Background: Patients with multiple chronic conditions are among the largest consumers of healthcare and face substantial health disparities. Randomized controlled trials have not sufficiently studied these populations, while observational studies face the problem of confounding by indication, creating a dual problem for external and internal validity, respectively. In particular, statins are among the most prescribed treatments to prevent heart attacks and strokes among patients with combinations of diabetes mellitus type II, coronary artery disease and chronic kidney disease, yet the impact of having different combinations of these conditions on the effectiveness of statin therapy remains unclear.
Objectives: To use the case of preventive statin therapy to determine whether systematic review and meta-analysis can facilitate the calculation of the impact of having multiple chronic conditions on the effectiveness of healthcare interventions.

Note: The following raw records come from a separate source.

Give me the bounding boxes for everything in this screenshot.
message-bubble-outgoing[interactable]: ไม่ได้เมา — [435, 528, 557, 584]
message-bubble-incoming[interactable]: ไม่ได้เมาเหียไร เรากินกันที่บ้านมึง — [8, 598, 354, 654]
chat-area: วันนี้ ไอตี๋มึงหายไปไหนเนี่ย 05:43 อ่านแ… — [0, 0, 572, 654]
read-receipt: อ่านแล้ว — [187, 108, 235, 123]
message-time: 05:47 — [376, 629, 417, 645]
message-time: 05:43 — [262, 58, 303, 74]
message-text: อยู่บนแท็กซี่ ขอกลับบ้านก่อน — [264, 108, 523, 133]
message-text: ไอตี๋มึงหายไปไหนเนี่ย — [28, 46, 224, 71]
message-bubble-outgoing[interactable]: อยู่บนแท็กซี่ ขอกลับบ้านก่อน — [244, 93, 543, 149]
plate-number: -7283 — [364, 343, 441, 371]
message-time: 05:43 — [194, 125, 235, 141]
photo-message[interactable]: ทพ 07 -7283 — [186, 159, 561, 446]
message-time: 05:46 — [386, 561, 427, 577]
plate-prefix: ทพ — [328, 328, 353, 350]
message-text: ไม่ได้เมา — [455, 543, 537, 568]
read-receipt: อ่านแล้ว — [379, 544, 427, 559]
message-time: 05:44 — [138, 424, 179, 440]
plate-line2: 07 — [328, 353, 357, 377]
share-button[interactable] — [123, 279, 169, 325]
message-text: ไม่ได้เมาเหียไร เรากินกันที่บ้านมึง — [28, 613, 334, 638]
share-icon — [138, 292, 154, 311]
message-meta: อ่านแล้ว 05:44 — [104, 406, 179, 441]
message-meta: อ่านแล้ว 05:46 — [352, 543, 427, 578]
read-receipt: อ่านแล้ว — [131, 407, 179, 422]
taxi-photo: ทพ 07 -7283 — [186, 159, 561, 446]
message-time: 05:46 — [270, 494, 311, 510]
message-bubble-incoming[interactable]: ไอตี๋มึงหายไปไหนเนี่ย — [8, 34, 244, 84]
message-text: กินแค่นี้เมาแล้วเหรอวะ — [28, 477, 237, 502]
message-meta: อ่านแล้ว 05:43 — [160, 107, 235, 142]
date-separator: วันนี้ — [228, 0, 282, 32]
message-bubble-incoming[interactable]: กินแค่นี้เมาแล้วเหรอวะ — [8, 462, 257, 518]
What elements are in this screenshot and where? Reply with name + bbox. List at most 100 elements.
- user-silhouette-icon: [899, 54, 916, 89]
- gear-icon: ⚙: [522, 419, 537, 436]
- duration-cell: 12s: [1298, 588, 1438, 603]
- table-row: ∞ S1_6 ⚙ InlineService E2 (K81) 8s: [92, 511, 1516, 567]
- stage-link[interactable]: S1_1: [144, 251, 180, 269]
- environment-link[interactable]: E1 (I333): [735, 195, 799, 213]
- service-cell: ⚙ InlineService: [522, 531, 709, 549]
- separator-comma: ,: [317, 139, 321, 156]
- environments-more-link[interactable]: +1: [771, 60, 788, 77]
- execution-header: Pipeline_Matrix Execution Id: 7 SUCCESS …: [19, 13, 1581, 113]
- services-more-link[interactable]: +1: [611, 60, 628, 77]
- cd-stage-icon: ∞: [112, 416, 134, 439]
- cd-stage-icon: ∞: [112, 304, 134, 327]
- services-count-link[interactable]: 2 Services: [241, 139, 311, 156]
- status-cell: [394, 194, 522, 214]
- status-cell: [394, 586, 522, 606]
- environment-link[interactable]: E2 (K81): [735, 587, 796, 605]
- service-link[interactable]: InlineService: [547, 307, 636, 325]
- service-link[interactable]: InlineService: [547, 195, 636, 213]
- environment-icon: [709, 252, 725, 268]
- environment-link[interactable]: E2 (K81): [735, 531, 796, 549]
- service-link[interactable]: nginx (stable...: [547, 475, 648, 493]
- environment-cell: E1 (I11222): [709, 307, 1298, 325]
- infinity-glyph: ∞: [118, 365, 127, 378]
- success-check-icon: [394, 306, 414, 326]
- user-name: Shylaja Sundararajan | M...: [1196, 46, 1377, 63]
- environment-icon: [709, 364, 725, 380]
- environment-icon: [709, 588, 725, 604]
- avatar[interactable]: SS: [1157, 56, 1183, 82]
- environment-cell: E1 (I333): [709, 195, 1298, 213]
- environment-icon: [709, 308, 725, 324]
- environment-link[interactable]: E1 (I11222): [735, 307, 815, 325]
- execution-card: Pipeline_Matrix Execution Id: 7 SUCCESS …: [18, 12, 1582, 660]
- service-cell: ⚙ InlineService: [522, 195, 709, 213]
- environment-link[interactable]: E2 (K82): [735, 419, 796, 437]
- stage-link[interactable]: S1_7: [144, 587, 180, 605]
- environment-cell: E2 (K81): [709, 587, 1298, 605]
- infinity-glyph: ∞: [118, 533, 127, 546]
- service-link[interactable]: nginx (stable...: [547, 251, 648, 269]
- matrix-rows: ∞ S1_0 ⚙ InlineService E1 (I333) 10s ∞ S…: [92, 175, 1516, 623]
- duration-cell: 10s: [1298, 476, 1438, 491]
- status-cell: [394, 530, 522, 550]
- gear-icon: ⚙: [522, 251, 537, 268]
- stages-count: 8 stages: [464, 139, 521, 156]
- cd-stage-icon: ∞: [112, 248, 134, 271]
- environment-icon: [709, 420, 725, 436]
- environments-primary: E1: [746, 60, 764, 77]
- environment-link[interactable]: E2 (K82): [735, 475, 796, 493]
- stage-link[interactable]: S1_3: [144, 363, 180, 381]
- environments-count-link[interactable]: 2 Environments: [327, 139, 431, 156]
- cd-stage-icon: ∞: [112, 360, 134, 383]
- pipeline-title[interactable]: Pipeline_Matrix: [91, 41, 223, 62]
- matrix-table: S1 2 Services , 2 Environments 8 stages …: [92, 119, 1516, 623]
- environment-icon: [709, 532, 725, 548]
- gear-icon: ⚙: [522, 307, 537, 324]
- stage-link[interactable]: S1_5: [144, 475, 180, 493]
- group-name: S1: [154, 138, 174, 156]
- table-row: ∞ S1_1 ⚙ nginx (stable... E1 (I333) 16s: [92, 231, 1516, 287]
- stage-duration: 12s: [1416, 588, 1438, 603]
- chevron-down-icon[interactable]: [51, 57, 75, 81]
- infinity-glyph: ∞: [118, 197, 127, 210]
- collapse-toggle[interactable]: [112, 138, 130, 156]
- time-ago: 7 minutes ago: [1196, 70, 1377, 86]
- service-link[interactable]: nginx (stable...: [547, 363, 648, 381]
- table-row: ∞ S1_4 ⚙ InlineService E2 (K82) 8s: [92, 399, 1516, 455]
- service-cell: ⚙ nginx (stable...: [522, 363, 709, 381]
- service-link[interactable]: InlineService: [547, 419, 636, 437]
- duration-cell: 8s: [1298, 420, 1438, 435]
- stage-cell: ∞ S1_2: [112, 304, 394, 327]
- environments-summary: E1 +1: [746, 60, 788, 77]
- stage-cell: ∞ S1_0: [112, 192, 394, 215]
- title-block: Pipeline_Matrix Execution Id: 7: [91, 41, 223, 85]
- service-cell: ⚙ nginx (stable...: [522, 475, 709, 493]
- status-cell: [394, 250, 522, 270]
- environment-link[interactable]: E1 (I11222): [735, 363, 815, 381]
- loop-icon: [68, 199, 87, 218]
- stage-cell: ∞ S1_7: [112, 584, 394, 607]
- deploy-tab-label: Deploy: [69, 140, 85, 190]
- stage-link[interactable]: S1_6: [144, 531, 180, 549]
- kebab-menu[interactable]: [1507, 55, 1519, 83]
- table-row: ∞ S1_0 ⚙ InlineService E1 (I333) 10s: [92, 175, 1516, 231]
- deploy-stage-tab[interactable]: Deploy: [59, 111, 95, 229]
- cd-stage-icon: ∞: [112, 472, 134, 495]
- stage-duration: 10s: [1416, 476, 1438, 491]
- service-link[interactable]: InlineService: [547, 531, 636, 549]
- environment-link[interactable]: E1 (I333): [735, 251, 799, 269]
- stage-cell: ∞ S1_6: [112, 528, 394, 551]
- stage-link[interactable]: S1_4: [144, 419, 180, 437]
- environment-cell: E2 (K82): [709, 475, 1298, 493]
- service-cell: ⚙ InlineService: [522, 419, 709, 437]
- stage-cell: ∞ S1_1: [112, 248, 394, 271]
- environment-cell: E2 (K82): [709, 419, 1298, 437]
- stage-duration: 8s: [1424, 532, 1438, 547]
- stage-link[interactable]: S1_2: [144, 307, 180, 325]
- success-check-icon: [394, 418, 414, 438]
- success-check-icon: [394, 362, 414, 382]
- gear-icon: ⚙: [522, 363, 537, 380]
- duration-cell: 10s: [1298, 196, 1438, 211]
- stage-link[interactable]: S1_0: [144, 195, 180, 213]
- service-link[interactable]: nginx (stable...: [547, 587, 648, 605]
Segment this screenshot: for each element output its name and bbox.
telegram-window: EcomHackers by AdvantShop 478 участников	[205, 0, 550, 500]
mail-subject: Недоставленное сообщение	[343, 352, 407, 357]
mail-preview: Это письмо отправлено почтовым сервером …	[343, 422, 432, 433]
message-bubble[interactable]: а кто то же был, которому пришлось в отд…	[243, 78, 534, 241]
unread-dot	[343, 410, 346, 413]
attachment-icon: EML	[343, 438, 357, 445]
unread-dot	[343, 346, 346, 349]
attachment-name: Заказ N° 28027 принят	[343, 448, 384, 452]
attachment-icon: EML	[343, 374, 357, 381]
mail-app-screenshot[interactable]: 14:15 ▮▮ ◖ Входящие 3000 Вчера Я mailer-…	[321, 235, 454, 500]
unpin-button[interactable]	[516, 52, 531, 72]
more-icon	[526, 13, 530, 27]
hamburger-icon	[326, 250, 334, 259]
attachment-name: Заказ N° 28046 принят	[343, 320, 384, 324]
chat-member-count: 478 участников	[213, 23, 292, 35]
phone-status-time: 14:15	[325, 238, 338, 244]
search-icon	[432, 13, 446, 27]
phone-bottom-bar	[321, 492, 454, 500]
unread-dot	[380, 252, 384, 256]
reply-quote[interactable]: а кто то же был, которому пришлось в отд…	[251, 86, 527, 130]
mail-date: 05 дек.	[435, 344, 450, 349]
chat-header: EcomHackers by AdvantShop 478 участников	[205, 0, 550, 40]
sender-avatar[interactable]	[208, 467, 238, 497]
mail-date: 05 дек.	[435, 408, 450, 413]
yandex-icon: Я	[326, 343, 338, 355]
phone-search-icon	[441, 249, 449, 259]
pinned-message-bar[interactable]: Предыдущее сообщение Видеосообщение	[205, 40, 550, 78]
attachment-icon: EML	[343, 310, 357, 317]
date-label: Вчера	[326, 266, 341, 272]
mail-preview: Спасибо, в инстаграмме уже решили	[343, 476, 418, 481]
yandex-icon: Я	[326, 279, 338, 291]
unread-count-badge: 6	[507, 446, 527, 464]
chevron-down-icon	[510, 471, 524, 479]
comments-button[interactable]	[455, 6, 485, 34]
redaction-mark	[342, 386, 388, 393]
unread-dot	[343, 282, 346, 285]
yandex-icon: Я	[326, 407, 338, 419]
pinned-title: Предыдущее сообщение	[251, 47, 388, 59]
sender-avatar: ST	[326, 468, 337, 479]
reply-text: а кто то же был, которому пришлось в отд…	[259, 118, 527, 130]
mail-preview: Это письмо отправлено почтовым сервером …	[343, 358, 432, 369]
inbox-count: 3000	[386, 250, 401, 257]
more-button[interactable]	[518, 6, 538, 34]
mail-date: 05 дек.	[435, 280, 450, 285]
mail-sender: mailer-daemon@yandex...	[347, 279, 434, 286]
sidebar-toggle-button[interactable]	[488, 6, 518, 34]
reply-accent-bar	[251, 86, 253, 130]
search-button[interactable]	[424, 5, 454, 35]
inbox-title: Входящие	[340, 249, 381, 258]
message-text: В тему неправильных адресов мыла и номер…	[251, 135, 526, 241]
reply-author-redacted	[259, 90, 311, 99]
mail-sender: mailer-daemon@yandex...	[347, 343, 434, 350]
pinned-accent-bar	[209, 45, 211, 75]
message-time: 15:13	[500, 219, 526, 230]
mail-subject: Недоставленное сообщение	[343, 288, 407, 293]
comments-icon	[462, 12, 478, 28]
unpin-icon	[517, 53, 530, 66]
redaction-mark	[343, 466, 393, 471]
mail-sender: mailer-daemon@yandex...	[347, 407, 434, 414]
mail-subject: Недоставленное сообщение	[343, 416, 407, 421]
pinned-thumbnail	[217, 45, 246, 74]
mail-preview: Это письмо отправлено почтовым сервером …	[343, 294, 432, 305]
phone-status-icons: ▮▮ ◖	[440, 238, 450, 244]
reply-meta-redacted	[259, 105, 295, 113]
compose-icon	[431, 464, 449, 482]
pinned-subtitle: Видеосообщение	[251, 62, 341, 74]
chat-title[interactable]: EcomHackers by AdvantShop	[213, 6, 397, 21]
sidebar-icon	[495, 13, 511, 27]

Methods: We performed a systematic review to find, assess and synthesize all relevant research studies. We used meta-analysis to generate pooled effect sizes for studies with populations that had different combinations of chronic conditions. We used meta-regression and subgroup analysis to control for study-level characteristics, including risks of bias and demographics.
Results: We identified 9962 articles from the search, and included 90 research studies. Through this study we found that having multiple chronic conditions significantly reduces the effectiveness of primary and secondary preventive statin therapy for both myocardial infarction and stroke, and use of a de novo study-level index of confounding also showed that the impact of confounding by indication can be controlled via meta-analysis.
Conclusions: Systematic review and meta-analysis can help control for confounding by indication, and facilitate use of the full body of comparative effectiveness evidence to study the impact of multiple chronic conditions. We present our methodological and statistical approaches to accomplish this objective, using systematic review and meta-analysis, as tools to help move evidence quickly into clinical practice for these populations with special care needs.
Patient or healthcare consumer involvement: Patients were not involved in the work to date, as the approach at this stage has been purely methodological.